In Xpyderz ist ein Level-Editor direkt eingebaut. (Xpyderz hat ja auch so ein Skript-Menüsystem.) Sieht man nicht in der Pre-Pre-Release (da ist das auskommentiert). Vielleicht sollte ich mal die Xpyderz-Version MIT Level-Editor Online stellen, dann können "Fans" mal Levels bauen und dann kann man vielleicht mal eine Vollversion von Xpyderz rausbringen. Andererseits ist es auch eine steinkalte Schande, daß Xpyderz keinen Sound hat...

Andererseits ist die letzte Version 12 Jahre alt. Vielleicht sollte ich mal, mit meinen neuen Engines ein neues Xpyderz machen, das gleich von Anfang an die ganzen neuen Dinge benutzt: Das 100%-ASM Menüsystem, neue Darstellungsroutinen und natürlich auch ISM und so. Aber Xpyderz war damals eigentlich nur ein Experiment meinerseits. Das Spielprinzip ist ja nicht gerade der Brüller.
zatzen hat geschrieben:Kryptisches "Hello World":
Also bevor ich mir den Code näher ansehe, müsste ich da erstmal sehr viele Zeilenumbrüche einfügen... Und wenn ich da einfach mal die ersten Befehle lese, wird deutlich dass man sich wohl Notizen über die Registerinhalte machen muss um das ganze verfolgen zu können.
Ja, das ist ja Absicht, es SOLLTE ja etwas schwerer erkennbar sein, was das macht. Falls es dazu Fragen gibt, kann ich das gern erklären.
zatzen hat geschrieben:Interessant finde ich aber auch das Resultat, wenn ich das richtig interpretiere ist das im standard Textmodus gehalten mit modifiziertem Zeichensatz, und man merkt es zuerst eigentlich gar nicht.
Es ist NICHT modifizierter Zeichensatz. Ich "modifiziere" nur 1 Zeichen - das Zeichen 221 - und zwar nur für den Fall, daß jemand schändlicherweise NICHT den Zeichensatz Codepage 437 benutzt, wo das Zeichen das senkrechte Halbzeichen ist.

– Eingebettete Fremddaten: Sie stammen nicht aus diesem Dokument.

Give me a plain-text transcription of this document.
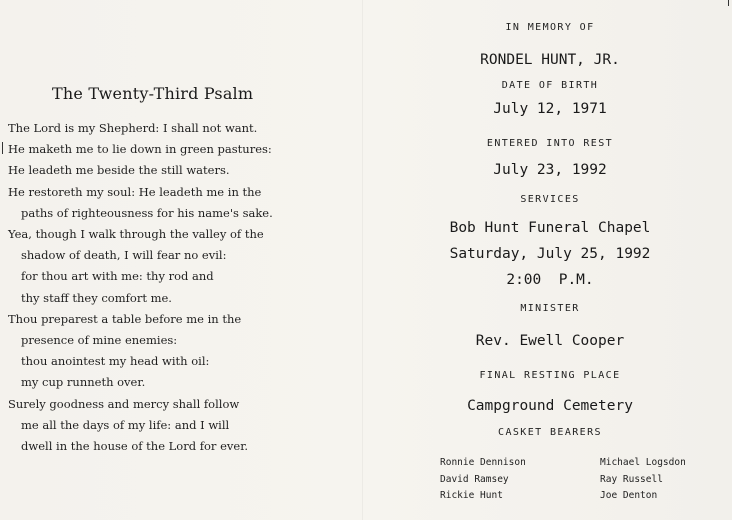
The Twenty-Third Psalm
The Lord is my Shepherd: I shall not want.
He maketh me to lie down in green pastures:
He leadeth me beside the still waters.
He restoreth my soul: He leadeth me in the
paths of righteousness for his name's sake.
Yea, though I walk through the valley of the
shadow of death, I will fear no evil:
for thou art with me: thy rod and
thy staff they comfort me.
Thou preparest a table before me in the
presence of mine enemies:
thou anointest my head with oil:
my cup runneth over.
Surely goodness and mercy shall follow
me all the days of my life: and I will
dwell in the house of the Lord for ever.
IN MEMORY OF
RONDEL HUNT, JR.
DATE OF BIRTH
July 12, 1971
ENTERED INTO REST
July 23, 1992
SERVICES
Bob Hunt Funeral Chapel
Saturday, July 25, 1992
2:00  P.M.
MINISTER
Rev. Ewell Cooper
FINAL RESTING PLACE
Campground Cemetery
CASKET BEARERS
Ronnie Dennison
David Ramsey
Rickie Hunt
Michael Logsdon
Ray Russell
Joe Denton
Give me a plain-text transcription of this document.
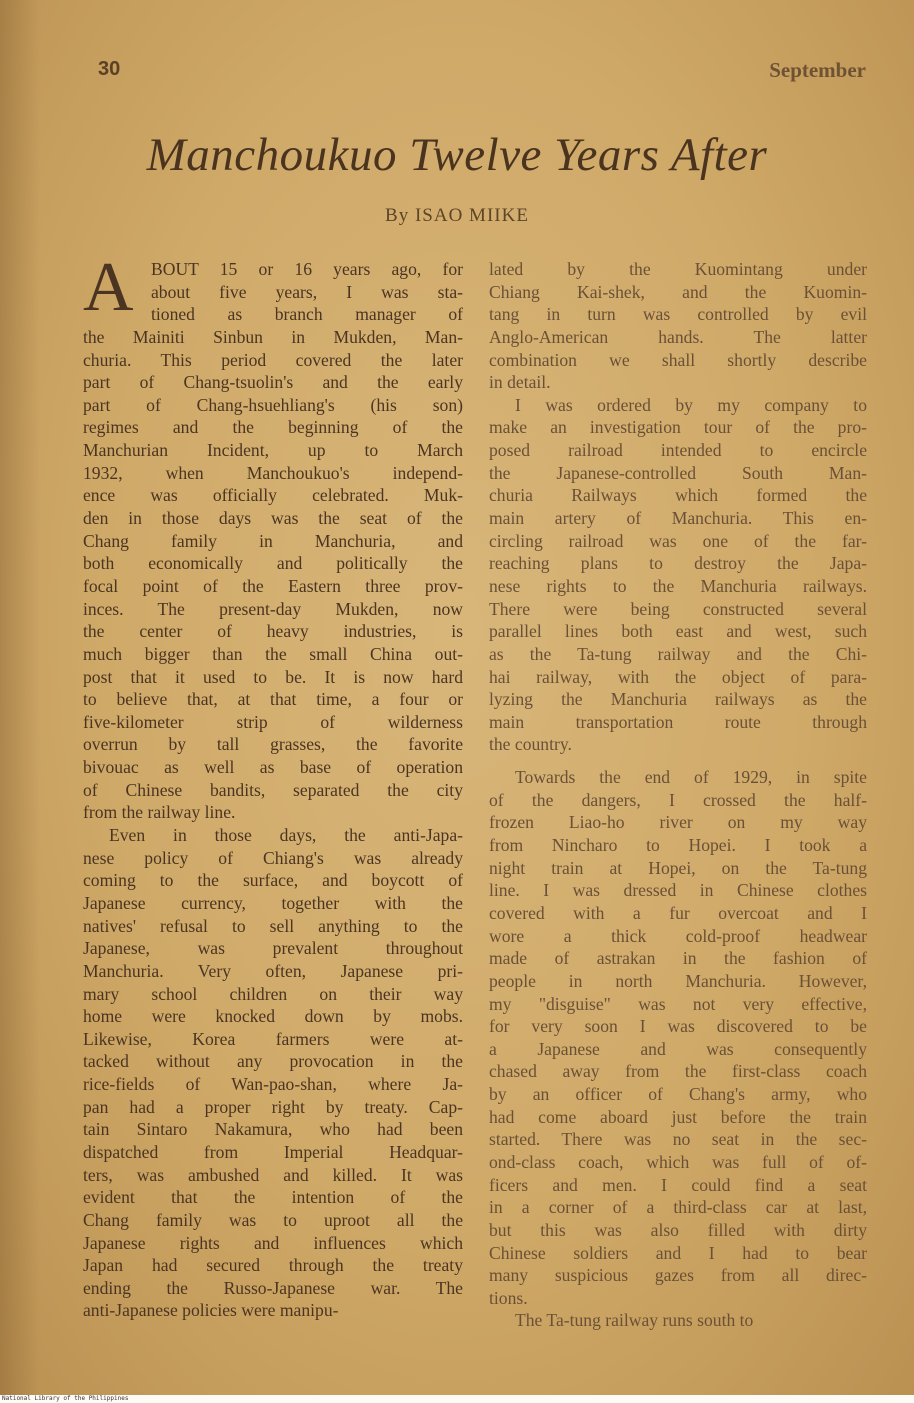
30	September
Manchoukuo Twelve Years After
By ISAO MIIKE
A BOUT 15 or 16 years ago, for
about five years, I was sta-
tioned as branch manager of
the Mainiti Sinbun in Mukden, Man-
churia. This period covered the later
part of Chang-tsuolin's and the early
part of Chang-hsuehliang's (his son)
regimes and the beginning of the
Manchurian Incident, up to March
1932, when Manchoukuo's independ-
ence was officially celebrated. Muk-
den in those days was the seat of the
Chang family in Manchuria, and
both economically and politically the
focal point of the Eastern three prov-
inces. The present-day Mukden, now
the center of heavy industries, is
much bigger than the small China out-
post that it used to be. It is now hard
to believe that, at that time, a four or
five-kilometer strip of wilderness
overrun by tall grasses, the favorite
bivouac as well as base of operation
of Chinese bandits, separated the city
from the railway line.
Even in those days, the anti-Japa-
nese policy of Chiang's was already
coming to the surface, and boycott of
Japanese currency, together with the
natives' refusal to sell anything to the
Japanese, was prevalent throughout
Manchuria. Very often, Japanese pri-
mary school children on their way
home were knocked down by mobs.
Likewise, Korea farmers were at-
tacked without any provocation in the
rice-fields of Wan-pao-shan, where Ja-
pan had a proper right by treaty. Cap-
tain Sintaro Nakamura, who had been
dispatched from Imperial Headquar-
ters, was ambushed and killed. It was
evident that the intention of the
Chang family was to uproot all the
Japanese rights and influences which
Japan had secured through the treaty
ending the Russo-Japanese war. The
anti-Japanese policies were manipu-
lated by the Kuomintang under
Chiang Kai-shek, and the Kuomin-
tang in turn was controlled by evil
Anglo-American hands. The latter
combination we shall shortly describe
in detail.
I was ordered by my company to
make an investigation tour of the pro-
posed railroad intended to encircle
the Japanese-controlled South Man-
churia Railways which formed the
main artery of Manchuria. This en-
circling railroad was one of the far-
reaching plans to destroy the Japa-
nese rights to the Manchuria railways.
There were being constructed several
parallel lines both east and west, such
as the Ta-tung railway and the Chi-
hai railway, with the object of para-
lyzing the Manchuria railways as the
main transportation route through
the country.
Towards the end of 1929, in spite
of the dangers, I crossed the half-
frozen Liao-ho river on my way
from Nincharo to Hopei. I took a
night train at Hopei, on the Ta-tung
line. I was dressed in Chinese clothes
covered with a fur overcoat and I
wore a thick cold-proof headwear
made of astrakan in the fashion of
people in north Manchuria. However,
my "disguise" was not very effective,
for very soon I was discovered to be
a Japanese and was consequently
chased away from the first-class coach
by an officer of Chang's army, who
had come aboard just before the train
started. There was no seat in the sec-
ond-class coach, which was full of of-
ficers and men. I could find a seat
in a corner of a third-class car at last,
but this was also filled with dirty
Chinese soldiers and I had to bear
many suspicious gazes from all direc-
tions.
The Ta-tung railway runs south to
National Library of the Philippines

Der Rest der "Magie" funktioniert, indem man die Anzahl Zeilen, die die Zeichen haben können, in der Grafikkarte auf 2 Zeilen stellt. Der Textmode ist ja quasi 720x400 Pixel - und so erhält man quasi einen 160x200 "Pseudo-Grafik" Mode:
Es sind 80 Zeichen, die aber aus zwei Hälften bestehen: Vordergrund- und Hintergrundfarbe sind jeweils der linke und rechte Pixel. Und man sieht nur die ersten 2 Zeilen des Zeichens, dann kommt die nächste Zeichenzeile.

Am Ende, nach der Ausgabe, wird ja die Anzahl Zeichenzeilen wieder in einer Schleife hochgezählt, dadurch werden dann die ersten 25 "Pixelzeilen" wieder auf das ganze Bild hochgestreckt.

Der Rest ist eigentlich nichts weiter als "Pixelroutinen", die an diesen komischen "Pseudomodus" 160x200x16 angepaßt sind. Und dann Linien-Zieh-Routinen, die diese Pixelroutinen benutzen und noch etwas "Magic", um diesen Schachbrettboden hinzubekommen, mit Schatten und aus Linien gemachten Buchstaben.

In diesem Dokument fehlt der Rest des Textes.